Because open-source tools are such an important part of the data science technology stack, it’s important that hiring criteria reflect this.
Data scientists with experience contributing to open-source projects will have a better understanding of how to evaluate and manage open-source tools by looking at code activity, package metadata, release history, and project contributors.
They should also understand when and how to make pull requests if packages can be updated, enhanced, or made more secure to meet an organization’s needs. In addition to hiring data scientists and developers with open source expertise, consider working with a vendor that provides support for open-source tools and libraries.
When data scientists don’t monitor for potential threats, vulnerabilities inevitably creep into models over time. data science leaders must step up and collaborate with IT and security leaders to take charge of their data science and machine learning pipelines.
Because these pipelines usually involve the use of open-source libraries, it’s important to understand an organization’s risk tolerance for open-source software. Learn about Common Vulnerabilities and Exposures (CVEs), how to look for them, and how to monitor environments for high-risk packages.

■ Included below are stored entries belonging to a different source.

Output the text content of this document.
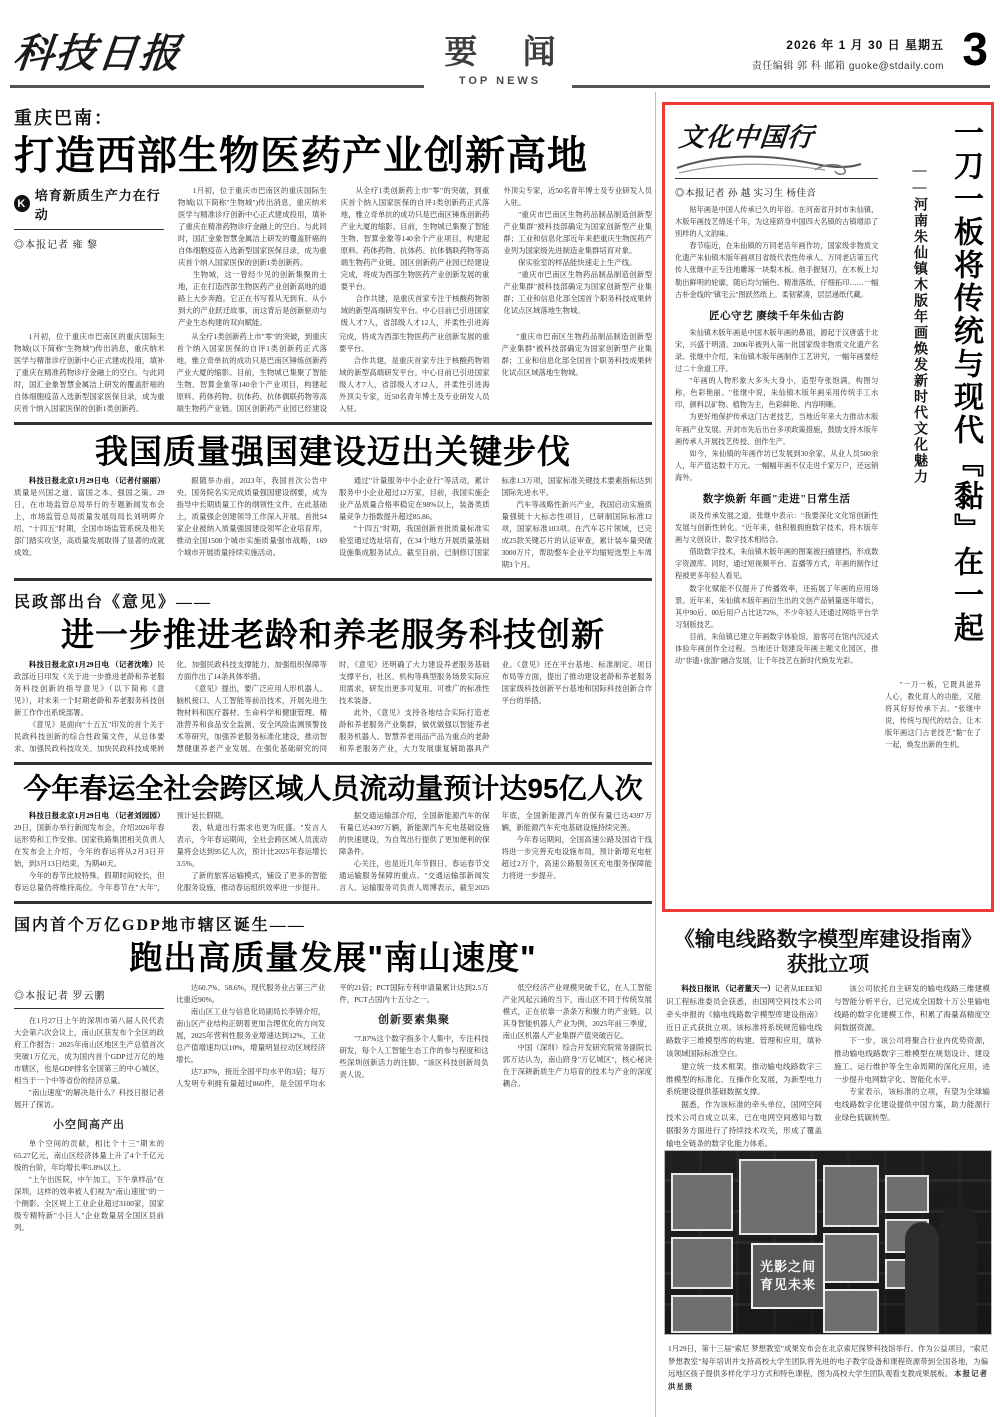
科技日报	要 闻
TOP NEWS
2026 年 1 月 30 日 星期五
责任编辑 郭 科 邮箱 guoke@stdaily.com 3
重庆巴南：
打造西部生物医药产业创新高地
K
培育新质生产力在行动
◎本报记者 雍 黎

1月初，位于重庆市巴南区的重庆国际生物城(以下简称"生物城")传出消息，重庆纳米医学与精准诊疗创新中心正式建成投用，填补了重庆在精准药物诊疗金融上的空白。与此同时，国汇金象智慧金属洁上研发的覆盖肝癌的自体细胞疫苗入选新型国家医保目录，成为重庆首个纳入国家医保的创新1类创新药。

生物城，这一曾经少见的创新集聚的土地，正在打造西部生物医药产业创新高地的道路上大步奔跑。它正在书写着从无到有、从小到大的产业跃迁故事，而这背后是创新驱动与产业生态构建的双向赋能。

从全疗1类创新药上市"零"的突破，到重庆首个纳入国家医保的自评1类创新药正式落地，雅立奇单抗的成功只是巴南区锤炼创新药产业大厦的缩影。目前，生物城已集聚了智能生物、智算金象等140余个产业项目，构建起原料、药体药物、抗体药、抗体偶联药物等高端生物药产业链。国区创新药产业园已经建设完成，将成为西部生物医药产业创新发展的重要平台。

合作共建，是重庆首家专注于核酸药物领域的新型高端研发平台。中心目前已引进国家级人才7人，省部级人才12人，并柔性引进海外顶尖专家，近50名青年博士及专业研发人员入驻。

"重庆市巴南区生物药品制品制造创新型产业集群"被科技部确定为国家创新型产业集群；工业和信息化部近年来把重庆生物医药产业列为国家级先进制造业集群培育对象。

保实验室的样品能快速走上生产线。

"重庆市巴南区生物药品制品制造创新型产业集群"被科技部确定为国家创新型产业集群；工业和信息化部全国首个职务科技成果转化试点区域落地生物城。

1月初，位于重庆市巴南区的重庆国际生物城(以下简称"生物城")传出消息，重庆纳米医学与精准诊疗创新中心正式建成投用，填补了重庆在精准药物诊疗金融上的空白。与此同时，国汇金象智慧金属洁上研发的覆盖肝癌的自体细胞疫苗入选新型国家医保目录，成为重庆首个纳入国家医保的创新1类创新药。

从全疗1类创新药上市"零"的突破，到重庆首个纳入国家医保的自评1类创新药正式落地，雅立奇单抗的成功只是巴南区锤炼创新药产业大厦的缩影。目前，生物城已集聚了智能生物、智算金象等140余个产业项目，构建起原料、药体药物、抗体药、抗体偶联药物等高端生物药产业链。国区创新药产业园已经建设完成，将成为西部生物医药产业创新发展的重要平台。

合作共建，是重庆首家专注于核酸药物领域的新型高端研发平台。中心目前已引进国家级人才7人，省部级人才12人，并柔性引进海外顶尖专家，近50名青年博士及专业研发人员入驻。

"重庆市巴南区生物药品制品制造创新型产业集群"被科技部确定为国家创新型产业集群；工业和信息化部全国首个职务科技成果转化试点区域落地生物城。

我国质量强国建设迈出关键步伐

科技日报北京1月29日电 （记者付丽丽）质量是兴国之道、富国之本、强国之策。29日，在市场监管总局举行的专题新闻发布会上，市场监管总局质量发展局局长刘明晖介绍，"十四五"时期，全国市场监管系统及相关部门踏实攻坚，高质量发展取得了显著的成就成效。

跟随举办前，2023年，我国首次公告中央、国务院名实完成质量强国建设纲要，成为指导中长期质量工作的纲领性文件。在此基础上，质量强企创建领导工作深入开展。首批54家企业被纳入质量强国建设领军企业培育库，推动全国1500个城市实施质量强市战略，169个城市开展质量持续实施活动。

通过"计量服务中小企业行"等活动，累计服务中小企业超过12万家，目前，我国实施企业产品质量合格率稳定在98%以上，装备类质量竞争力指数提升超过85.86。

"十四五"时期，我国创新首批质量标准实验室通过选址培育，在34个地方开展质量基础设施集成服务试点。截至目前，已制修订国家标准1.3万项，国家标准关键技术要素指标达到国际先进水平。

汽车等战略性新兴产业，我国启动实施质量强链十大标志性项目，已研制国际标准12项，国家标准103项。在汽车芯片领域，已完成25款关键芯片的认证审查，累计装车量突破3000万片，帮助整车企业平均缩短选型上车周期3个月。

民政部出台《意见》——
进一步推进老龄和养老服务科技创新

科技日报北京1月29日电 （记者沈唯）民政部近日印发《关于进一步推进老龄和养老服务科技创新的指导意见》（以下简称《意见》），对未来一个时期老龄和养老服务科技创新工作作出系统部署。

《意见》是面向"十五五"印发的首个关于民政科技创新的综合性政策文件，从总体要求、加强民政科技攻关、加快民政科技成果转化、加强民政科技支撑能力、加强组织保障等方面作出了14条具体举措。

《意见》提出，要广泛应用人形机器人、脑机接口、人工智能等前沿技术，开展先进生物材料和医疗器材、生命科学和健康管理、精准营养和食品安全监测、安全风险监测预警技术等研究，加强养老服务标准化建设，推动智慧健康养老产业发展。在强化基础研究的同时，《意见》还明确了大力建设养老服务基础支撑平台，社区、机构等典型服务场景实际应用需求，研发出更多可复用、可推广的标准性技术装备。

此外，《意见》支持各地结合实际打造老龄和养老服务产业集群，做优做强以智能养老服务机器人、智慧养老用品产品为重点的老龄和养老服务产业，大力发展康复辅助器具产业。《意见》还在平台基地、标准制定、项目布局等方面，提出了推动建设老龄和养老服务国家级科技创新平台基地和国际科技创新合作平台的举措。

今年春运全社会跨区域人员流动量预计达95亿人次

科技日报北京1月29日电 （记者刘园园）29日，国新办举行新闻发布会，介绍2026年春运形势和工作安排。国家铁路集团相关负责人在发布会上介绍，今年的春运将从2月3日开始，到3月13日结束，为期40天。

今年的春节比较特殊，假期时间较长，但春运总量仍将维持高位。今年春节在"大年"，预计延长假期。

表，轨道出行需求也更为旺盛。"发言人表示，今年春运期间，全社会跨区域人员流动量将会达到95亿人次，预计比2025年春运增长3.5%。

了新的旅客运输模式，铺设了更多的智能化服务设施，推动春运组织效率进一步提升。

据交通运输部介绍，全国新能源汽车的保有量已达4397万辆，新能源汽车充电基础设施的快速建设，为自驾出行提供了更加便利的保障条件。

心关注，也是近几年节假日、春运春节交通运输服务保障的重点。"交通运输部新闻发言人、运输服务司负责人周博表示，截至2025年底，全国新能源汽车的保有量已达4397万辆，新能源汽车充电基础设施持续完善。

今年春运期间，全国高速公路及国省干线将进一步完善充电设施布局，预计新增充电桩超过2万个，高速公路服务区充电服务保障能力将进一步提升。

国内首个万亿GDP地市辖区诞生——
跑出高质量发展"南山速度"
◎本报记者 罗云鹏

在1月27日上午的深圳市第八届人民代表大会第六次会议上，南山区获发布个全区的政府工作报告：2025年南山区地区生产总值首次突破1万亿元，成为国内首个GDP过万亿的地市辖区，也是GDP排名全国第三的中心城区，相当于一个中等省份的经济总量。

"南山速度"的解决是什么？科技日报记者展开了探访。

小空间高产出

单个空间的贡献，相比个十三"期末的65.27亿元，南山区经济体量上升了4个千亿元级的台阶，年均增长率5.8%以上。

"上午出医院，中午加工，下午拿样品"在深圳，这样的效率被人们视为"南山速度"的一个侧影。全区规上工业企业超过3100家，国家级专精特新"小巨人"企业数量居全国区县前列。

达60.7%、58.6%，现代服务业占第三产业比重近90%。

南山区工业与信息化局副局长李锦介绍，南山区产业结构正朝着更加合理优化的方向发展，2025年营利性服务业增速达到12%，工业总产值增速均以10%，增量明显拉动区域经济增长。

达7.87%，接近全国平均水平的3倍；每万人发明专利拥有量超过860件，是全国平均水平的21倍；PCT国际专利申请量累计达到2.5万件，PCT占国内十五分之一。

创新要素集聚

"7.87%这个数字指多个人集中，专注科技研发，每个人工智能生态工作的参与程度和这些深圳创新活力的注脚。"该区科技创新局负责人说。

低空经济产业规模突破千亿，在人工智能产业风起云涌的当下，南山区不同于传统发展模式，正在依靠一条条万和聚力的产业链。以其身智能机器人产业为例，2025年前三季度，南山区机器人产业集群产值突破百亿。

中国（深圳）综合开发研究院常务副院长郭万达认为，南山跻身"万亿城区"，核心秘诀在于深耕新质生产力培育的技术与产业的深度耦合。

文化中国行
◎本报记者 孙 越 实习生 杨佳音

贴年画是中国人传承已久的年俗。在河南省开封市朱仙镇，木版年画技艺绵延千年，为这座跻身中国四大名镇的古镇增添了别样的人文韵味。

春节临近，在朱仙镇的万同老店年画作坊，国家级非物质文化遗产朱仙镇木版年画项目省级代表性传承人、万同老店第五代传人张继中正专注地雕琢一块梨木板。他手握刻刀，在木板上勾勒出鲜明的轮廓，随后均匀铺色、精准落纸、仔细拓印……一幅古朴金线的"镇宅云"图跃然纸上。柔韧紧凑，层层递纸代藏。

匠心守艺 赓续千年朱仙古韵

朱仙镇木版年画是中国木版年画的鼻祖，源起于汉唐盛于北宋，兴盛于明清。2006年被列入第一批国家级非物质文化遗产名录。张继中介绍，朱仙镇木版年画制作工艺讲究，一幅年画要经过二十余道工序。

"年画的人物形象大多头大身小，造型夸张饱满，构图匀称，色彩艳丽。"张继中说，朱仙镇木版年画采用传统手工水印，颜料以矿物、植物为主，色彩鲜艳、内容明晰。

为更好地保护传承这门古老技艺，当地近年来大力推动木版年画产业发展。开封市先后出台多项政策措施，鼓励支持木版年画传承人开展技艺传授、创作生产。

如今，朱仙镇的年画作坊已发展到30余家，从业人员500余人，年产值达数千万元。一幅幅年画不仅走进千家万户，还远销海外。

数字焕新 年画"走进"日常生活

谈及传承发展之道，张继中表示："我要深化文化馆创新性发展与创新性转化。"近年来，他积极拥抱数字技术，将木版年画与文创设计、数字技术相结合。

借助数字技术，朱仙镇木版年画的图案被扫描建档，形成数字资源库。同时，通过短视频平台、直播等方式，年画的制作过程被更多年轻人看见。

数字化赋能不仅提升了传播效率，还拓展了年画的应用场景。近年来，朱仙镇木版年画衍生出的文创产品销量逐年增长，其中90后、00后用户占比达72%，不少年轻人还通过网络平台学习刻版技艺。

目前，朱仙镇已建立年画数字体验馆，游客可在馆内沉浸式体验年画创作全过程。当地还计划建设年画主题文化园区，推动"非遗+旅游"融合发展，让千年技艺在新时代焕发光彩。

一刀一板将传统与现代『黏』在一起
——河南朱仙镇木版年画焕发新时代文化魅力

"一刀一板，它既具滋养人心，教化育人的功能，又能将其好好传承下去。"张继中说，传统与现代的结合，让木版年画这门古老技艺"黏"在了一起，焕发出新的生机。

《输电线路数字模型库建设指南》获批立项

科技日报讯 （记者董天一）记者从IEEE知识工程标准委员会获悉，由国网空间技术公司牵头申报的《输电线路数字模型库建设指南》近日正式获批立项。该标准将系统规范输电线路数字三维模型库的构建、管理和应用，填补该领域国际标准空白。

建立统一技术框架，推动输电线路数字三维模型的标准化、互操作化发展，为新型电力系统建设提供基础数据支撑。

据悉，作为该标准的牵头单位，国网空间技术公司自成立以来，已在电网空间感知与数据服务方面进行了持续技术攻关，形成了覆盖输电全链条的数字化能力体系。

该公司依托自主研发的输电线路三维建模与智能分析平台，已完成全国数十万公里输电线路的数字化建模工作，积累了海量高精度空间数据资源。

下一步，该公司将聚合行业内优势资源，推动输电线路数字三维模型在规划设计、建设施工、运行维护等全生命周期的深化应用，进一步提升电网数字化、智能化水平。

专家表示，该标准的立项，有望为全球输电线路数字化建设提供中国方案，助力能源行业绿色低碳转型。

光影之间
育见未来
1月29日，第十三届"索尼 梦想教室"成果发布会在北京索尼探梦科技馆举行。作为公益项目，"索尼 梦想教室"每年培训并支持高校大学生团队将先进的电子教学设备和课程资源带到全国各地，为偏远地区孩子提供多样化学习方式和特色课程，图为高校大学生团队观看支教成果展板。 本报记者 洪星摄
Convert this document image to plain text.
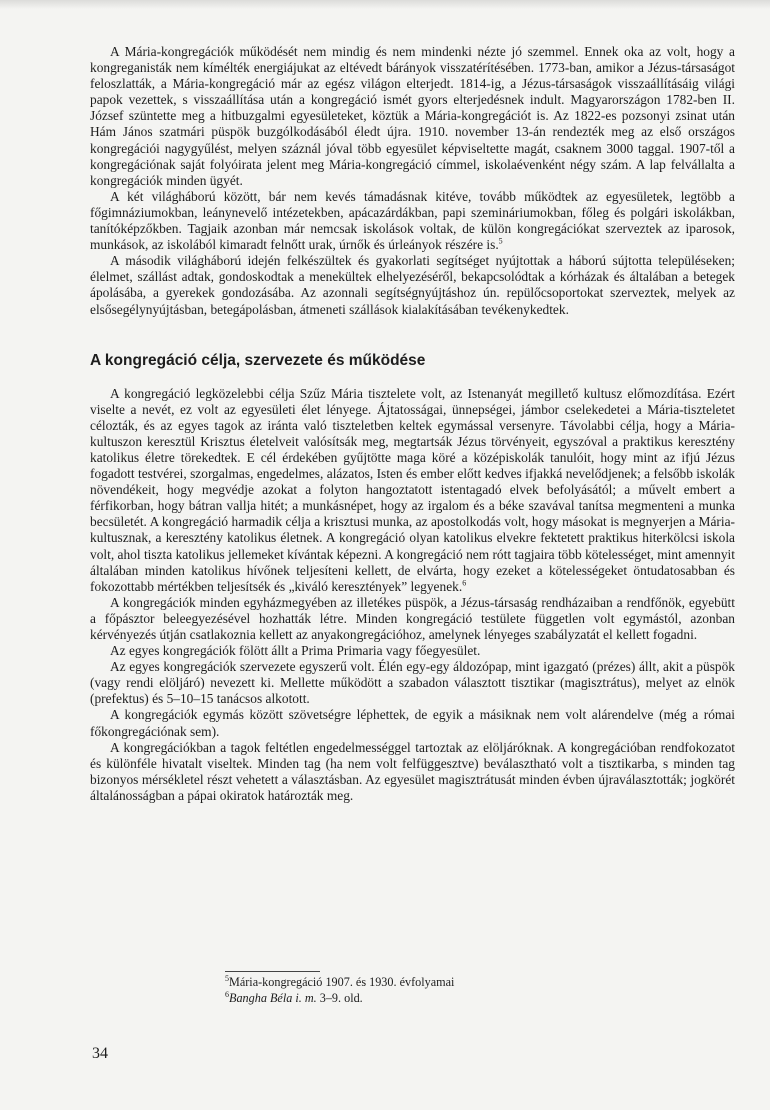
A Mária-kongregációk működését nem mindig és nem mindenki nézte jó szemmel. Ennek oka az volt, hogy a kongreganisták nem kímélték energiájukat az eltévedt bárányok visszatérítésében. 1773-ban, amikor a Jézus-társaságot feloszlatták, a Mária-kongregáció már az egész világon elterjedt. 1814-ig, a Jézus-társaságok visszaállításáig világi papok vezettek, s visszaállítása után a kongregáció ismét gyors elterjedésnek indult. Magyarországon 1782-ben II. József szüntette meg a hitbuzgalmi egyesületeket, köztük a Mária-kongregációt is. Az 1822-es pozsonyi zsinat után Hám János szatmári püspök buzgólkodásából éledt újra. 1910. november 13-án rendezték meg az első országos kongregációi nagygyűlést, melyen száznál jóval több egyesület képviseltette magát, csaknem 3000 taggal. 1907-től a kongregációnak saját folyóirata jelent meg Mária-kongregáció címmel, iskolaévenként négy szám. A lap felvállalta a kongregációk minden ügyét.

A két világháború között, bár nem kevés támadásnak kitéve, tovább működtek az egyesületek, legtöbb a főgimnáziumokban, leánynevelő intézetekben, apácazárdákban, papi szemináriumokban, főleg és polgári iskolákban, tanítóképzőkben. Tagjaik azonban már nemcsak iskolások voltak, de külön kongregációkat szerveztek az iparosok, munkások, az iskolából kimaradt felnőtt urak, úrnők és úrleányok részére is.$^5$

A második világháború idején felkészültek és gyakorlati segítséget nyújtottak a háború sújtotta településeken; élelmet, szállást adtak, gondoskodtak a menekültek elhelyezéséről, bekapcsolódtak a kórházak és általában a betegek ápolásába, a gyerekek gondozásába. Az azonnali segítségnyújtáshoz ún. repülőcsoportokat szerveztek, melyek az elsősegélynyújtásban, betegápolásban, átmeneti szállások kialakításában tevékenykedtek.

A kongregáció célja, szervezete és működése

A kongregáció legközelebbi célja Szűz Mária tisztelete volt, az Istenanyát megillető kultusz előmozdítása. Ezért viselte a nevét, ez volt az egyesületi élet lényege. Ájtatosságai, ünnepségei, jámbor cselekedetei a Mária-tiszteletet célozták, és az egyes tagok az iránta való tiszteletben keltek egymással versenyre. Távolabbi célja, hogy a Mária-kultuszon keresztül Krisztus életelveit valósítsák meg, megtartsák Jézus törvényeit, egyszóval a praktikus keresztény katolikus életre törekedtek. E cél érdekében gyűjtötte maga köré a középiskolák tanulóit, hogy mint az ifjú Jézus fogadott testvérei, szorgalmas, engedelmes, alázatos, Isten és ember előtt kedves ifjakká nevelődjenek; a felsőbb iskolák növendékeit, hogy megvédje azokat a folyton hangoztatott istentagadó elvek befolyásától; a művelt embert a férfikorban, hogy bátran vallja hitét; a munkásnépet, hogy az irgalom és a béke szavával tanítsa megmenteni a munka becsületét. A kongregáció harmadik célja a krisztusi munka, az apostolkodás volt, hogy másokat is megnyerjen a Mária-kultusznak, a keresztény katolikus életnek. A kongregáció olyan katolikus elvekre fektetett praktikus hiterkölcsi iskola volt, ahol tiszta katolikus jellemeket kívántak képezni. A kongregáció nem rótt tagjaira több kötelességet, mint amennyit általában minden katolikus hívőnek teljesíteni kellett, de elvárta, hogy ezeket a kötelességeket öntudatosabban és fokozottabb mértékben teljesítsék és „kiváló keresztények” legyenek.$^6$

A kongregációk minden egyházmegyében az illetékes püspök, a Jézus-társaság rendházaiban a rendfőnök, egyebütt a főpásztor beleegyezésével hozhatták létre. Minden kongregáció testülete független volt egymástól, azonban kérvényezés útján csatlakoznia kellett az anyakongregációhoz, amelynek lényeges szabályzatát el kellett fogadni.

Az egyes kongregációk fölött állt a Prima Primaria vagy főegyesület.

Az egyes kongregációk szervezete egyszerű volt. Élén egy-egy áldozópap, mint igazgató (prézes) állt, akit a püspök (vagy rendi elöljáró) nevezett ki. Mellette működött a szabadon választott tisztikar (magisztrátus), melyet az elnök (prefektus) és 5–10–15 tanácsos alkotott.

A kongregációk egymás között szövetségre léphettek, de egyik a másiknak nem volt alárendelve (még a római főkongregációnak sem).

A kongregációkban a tagok feltétlen engedelmességgel tartoztak az elöljáróknak. A kongregációban rendfokozatot és különféle hivatalt viseltek. Minden tag (ha nem volt felfüggesztve) beválasztható volt a tisztikarba, s minden tag bizonyos mérsékletel részt vehetett a választásban. Az egyesület magisztrátusát minden évben újraválasztották; jogkörét általánosságban a pápai okiratok határozták meg.

$^5$Mária-kongregáció 1907. és 1930. évfolyamai

$^6$Bangha Béla i. m. 3–9. old.

34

Ignoring a high CVE score can result in data breaches and unstable applications.
Many data scientists don’t start out on teams, rather they are scattered across the organization and assigned to specific lines of business to solve particular problems.
This is usually effective for organizations starting their data science journeys because it’s easier to demonstrate business impact with small, focused projects. But over time, data scientists will need to collaborate to develop processes and eliminate redundancy. They will also need to work with IT to understand how to put projects into production, assess the limits of their resources, and understand security standards.
Many organizations have found success in adopting a hub-and-spoke model, in which some data scientists remain within lines of business, while others work in a data science lab or center to help data scientists and analysts across the organization.
To solve business problems, data science teams should understand how to speak the language of the business units they work with. It’s essential that common terms and acronyms are used in presentations with their respective lines of business. This will help establish common ground in defining and evaluating success.
Alignment with lines of business is also important in building out custom dashboards that serve unique needs. Referring to these dashboard metrics on a regular basis in joint meetings will also be important as new data science project goals are discussed and the effects of decision-making based on model output are evaluated.
Nearly half of data science projects never make it to production.